The Collector enables the policy to interact with different types of environments conveniently.

Parameters

policy – an instance of the BasePolicy class.
env – an environment or an instance of the BaseVectorEnv class.
buffer – an instance of the ReplayBuffer class, or a list of ReplayBuffer. If set to None, it will automatically assign a small-size ReplayBuffer.
stat_size (int) – for the moving average of recording speed, defaults to 100.
store_obs_next (bool) – whether to store the obs_next to replay buffer, defaults to True.

Example:

policy = PGPolicy(...)  # or other policies if you wish
env = gym.make('CartPole-v0')
replay_buffer = ReplayBuffer(size=10000)
# here we set up a collector with a single environment
collector = Collector(policy, env, buffer=replay_buffer)

# the collector supports vectorized environments as well
envs = VectorEnv([lambda: gym.make('CartPole-v0') for _ in range(3)])
buffers = [ReplayBuffer(size=5000) for _ in range(3)]
# you can also pass a list of replay buffer to collector, for multi-env
# collector = Collector(policy, envs, buffer=buffers)
collector = Collector(policy, envs, buffer=replay_buffer)

# collect at least 3 episodes
collector.collect(n_episode=3)
# collect 1 episode for the first env, 3 for the third env
collector.collect(n_episode=[1, 0, 3])
# collect at least 2 steps
collector.collect(n_step=2)
# collect episodes with visual rendering (the render argument is the
#   sleep time between rendering consecutive frames)
collector.collect(n_episode=1, render=0.03)

# sample data with a given number of batch-size:
batch_data = collector.sample(batch_size=64)
# policy.learn(batch_data)  # btw, vanilla policy gradient only
#   supports on-policy training, so here we pick all data in the buffer
batch_data = collector.sample(batch_size=0)
policy.learn(batch_data)
# on-policy algorithms use the collected data only once, so here we
#   clear the buffer
collector.reset_buffer()

For the scenario of collecting data from multiple environments to a single buffer, the cache buffers will turn on automatically. It may return the data more than the given limitation.

Note

Please make sure the given environment has a time limitation.

close()[source]¶: Close the environment(s).

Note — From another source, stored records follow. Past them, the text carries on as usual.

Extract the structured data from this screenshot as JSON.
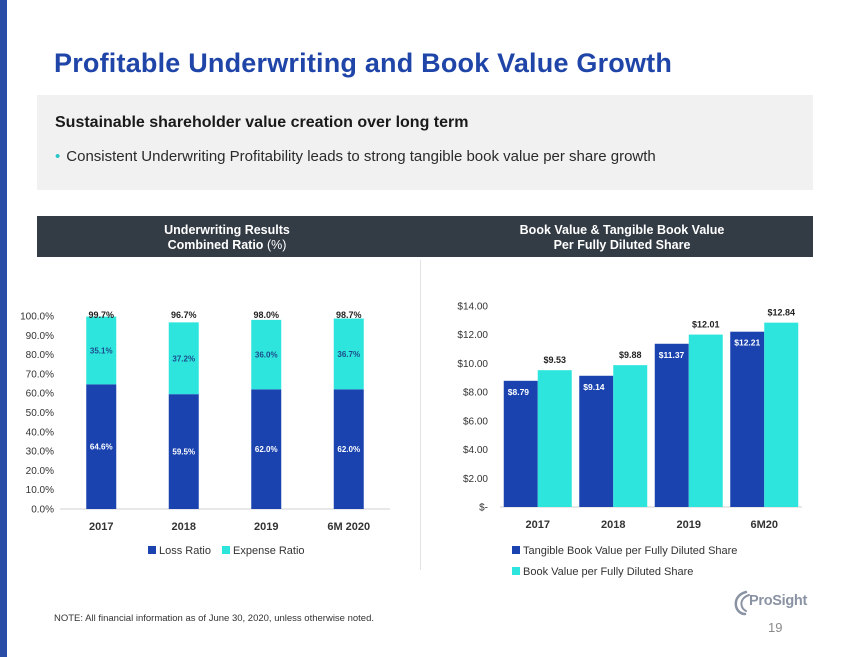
{
  "page": {
    "title": "Profitable Underwriting and Book Value Growth",
    "summary_heading": "Sustainable shareholder value creation over long term",
    "bullet": "Consistent Underwriting Profitability leads to strong tangible book value per share growth",
    "left_header_line1": "Underwriting Results",
    "left_header_line2": "Combined Ratio",
    "left_header_unit": "(%)",
    "right_header_line1": "Book Value & Tangible Book Value",
    "right_header_line2": "Per Fully Diluted Share",
    "note": "NOTE: All financial information as of June 30, 2020, unless otherwise noted.",
    "logo_text": "ProSight",
    "page_number": "19"
  },
  "colors": {
    "title_blue": "#1f45a8",
    "loss_blue": "#1a43b0",
    "expense_teal": "#2ee5dd",
    "header_band": "#333b45"
  },
  "chart_data": [
    {
      "type": "bar",
      "stacked": true,
      "title": "Underwriting Results Combined Ratio (%)",
      "categories": [
        "2017",
        "2018",
        "2019",
        "6M 2020"
      ],
      "series": [
        {
          "name": "Loss Ratio",
          "values": [
            64.6,
            59.5,
            62.0,
            62.0
          ],
          "labels": [
            "64.6%",
            "59.5%",
            "62.0%",
            "62.0%"
          ]
        },
        {
          "name": "Expense Ratio",
          "values": [
            35.1,
            37.2,
            36.0,
            36.7
          ],
          "labels": [
            "35.1%",
            "37.2%",
            "36.0%",
            "36.7%"
          ]
        }
      ],
      "totals": [
        99.7,
        96.7,
        98.0,
        98.7
      ],
      "total_labels": [
        "99.7%",
        "96.7%",
        "98.0%",
        "98.7%"
      ],
      "yticks": [
        "0.0%",
        "10.0%",
        "20.0%",
        "30.0%",
        "40.0%",
        "50.0%",
        "60.0%",
        "70.0%",
        "80.0%",
        "90.0%",
        "100.0%"
      ],
      "ylim": [
        0,
        100
      ],
      "legend": "bottom"
    },
    {
      "type": "bar",
      "stacked": false,
      "title": "Book Value & Tangible Book Value Per Fully Diluted Share",
      "categories": [
        "2017",
        "2018",
        "2019",
        "6M20"
      ],
      "series": [
        {
          "name": "Tangible Book Value per Fully Diluted Share",
          "values": [
            8.79,
            9.14,
            11.37,
            12.21
          ],
          "labels": [
            "$8.79",
            "$9.14",
            "$11.37",
            "$12.21"
          ]
        },
        {
          "name": "Book Value per Fully Diluted Share",
          "values": [
            9.53,
            9.88,
            12.01,
            12.84
          ],
          "labels": [
            "$9.53",
            "$9.88",
            "$12.01",
            "$12.84"
          ]
        }
      ],
      "yticks": [
        "$-",
        "$2.00",
        "$4.00",
        "$6.00",
        "$8.00",
        "$10.00",
        "$12.00",
        "$14.00"
      ],
      "ylim": [
        0,
        14
      ],
      "legend": "bottom"
    }
  ]
}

collect(n_step=0, n_episode=0, render=0)[source]¶

Collect a specified number of step or episode.

Parameters

n_step (int) – how many steps you want to collect.
n_episode (int or list) – how many episodes you want to collect (in each environment).
render (float) – the sleep time between rendering consecutive frames. No rendering if it is 0 (default option).

Note

One and only one collection number specification is permitted, either n_step or n_episode.

Returns

A dict including the following keys

n/ep the collected number of episodes.
n/st the collected number of steps.
v/st the speed of steps per second.
v/ep the speed of episode per second.
rew the mean reward over collected episodes.
len the mean length over collected episodes.

get_env_num()[source]¶: Return the number of environments the collector has.

render(**kwargs)[source]¶: Render all the environment(s).

reset_buffer()[source]¶: Reset the main data buffer.

reset_env()[source]¶: Reset all of the environment(s)’ states and reset all of the cache buffers (if need).

sample(batch_size)[source]¶

Sample a data batch from the internal replay buffer. It will call process_fn() before returning the final batch data.

Parameters: batch_size (int) – 0 means it will extract all the data from the buffer, otherwise it will extract the data with the given batch_size.

seed(seed=None)[source]¶: Reset all the seed(s) of the given environment(s).